Naszym gościem jest Jerzy Chęciński z MUKS Volley Płock.
radiomixx.pl: Zacznijmy od historycznej kwestii. Dwadzieścia cztery lata trzeba było czekać na zwycięstwo na własnym parkiecie w trzeciej lidze, jeśli chodzi o męską siatkówkę. Ty doskonale pamiętasz te 24 lata wstecz. Może powspominamy chwilkę? Człowiekiem, który jest związany z siatkówką w Płocku od początku jest Zbigniew Wiśniewski. Dla tych, którzy nie wiedzą – jest to tata Adama Wiśniewskiego, piłkarza ręcznego. Pamiętasz te 24 lata wstecz i wcześniej?

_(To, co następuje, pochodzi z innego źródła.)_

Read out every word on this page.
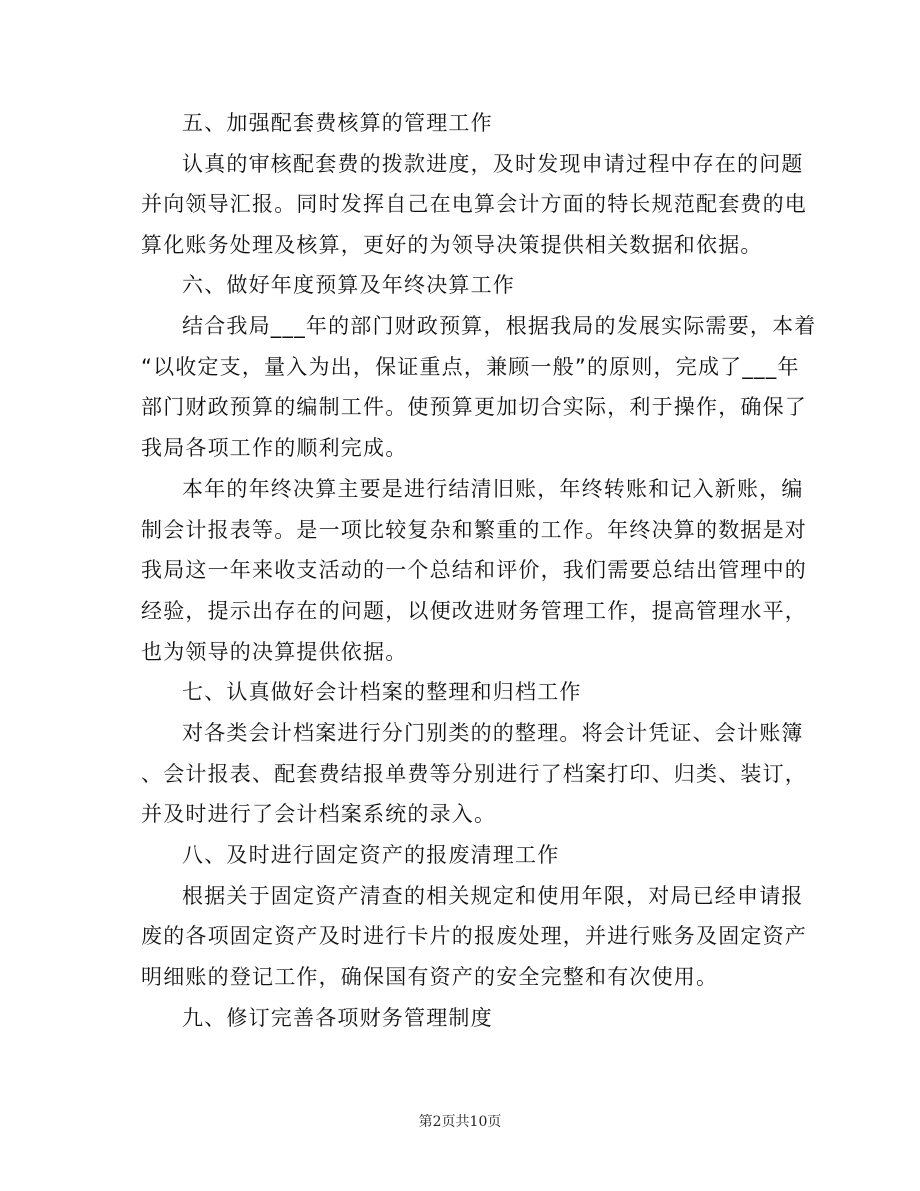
五、加强配套费核算的管理工作
认真的审核配套费的拨款进度，及时发现申请过程中存在的问题
并向领导汇报。同时发挥自己在电算会计方面的特长规范配套费的电
算化账务处理及核算，更好的为领导决策提供相关数据和依据。
六、做好年度预算及年终决算工作
结合我局___年的部门财政预算，根据我局的发展实际需要，本着
“以收定支，量入为出，保证重点，兼顾一般”的原则，完成了___年
部门财政预算的编制工件。使预算更加切合实际，利于操作，确保了
我局各项工作的顺利完成。
本年的年终决算主要是进行结清旧账，年终转账和记入新账，编
制会计报表等。是一项比较复杂和繁重的工作。年终决算的数据是对
我局这一年来收支活动的一个总结和评价，我们需要总结出管理中的
经验，提示出存在的问题，以便改进财务管理工作，提高管理水平，
也为领导的决算提供依据。
七、认真做好会计档案的整理和归档工作
对各类会计档案进行分门别类的的整理。将会计凭证、会计账簿
、会计报表、配套费结报单费等分别进行了档案打印、归类、装订，
并及时进行了会计档案系统的录入。
八、及时进行固定资产的报废清理工作
根据关于固定资产清查的相关规定和使用年限，对局已经申请报
废的各项固定资产及时进行卡片的报废处理，并进行账务及固定资产
明细账的登记工作，确保国有资产的安全完整和有次使用。
九、修订完善各项财务管理制度
第2页共10页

Jerzy Chęciński: Doskonale pamiętam te czasy. Siatkówka w klubie Wisła Płock kończy na moim pokoleniu, chociaż ostatni rok, gdzie chłopcy rozgrywali ostatni sezon to był rok 1988. Jeśli chodzi o Wisłę Płock to nawet więcej niż 24 lata. Ja już wtedy byłem na studiach i reprezentowałem barwy Baildon Katowice. Chłopaki z Wisły wtedy wygrali Makroregion Łódzki i jechali na turniej finałowy, gdzie walczyli o drugą ligę, nie wiedząc, że bez względu na wynik, jaki osiągną, to ta sekcja, decyzją władz ówczesnej Petrochemii, została rozwiązana. Zresztą, nie tylko ona, bo i lekkoatletyka, i podnoszenie ciężarów. Nawiązując do tego wątku, że trenerem był Zbyszek Wiśniewski, Adaś nie poszedł w piłkę siatkową, bo piłki siatkowej już nie było. Dlatego wybrał piłkę ręczną.
radiomixx.pl: Ja, pod koniec lat 80. za czasów Zbigniewa Wiśniewskiego, miałem okazję trenować z drużyną siatkówki, ponieważ chodziłem do Technikum Budowlanego, gdzie trenowała Wisła Płock, na hali, na ul. Zglenickiego. Moją rolą było pisanie statystyk podczas spotkań, ponieważ niewiele grałem. Pamiętam doskonale wyjazdy na obozy i mecze ligowe w makroregionie, gdzie te statystyki były prowadzone. Wtedy dla mnie to było udręką, ale teraz statystyki w każdym sporcie są niezwykle ważne.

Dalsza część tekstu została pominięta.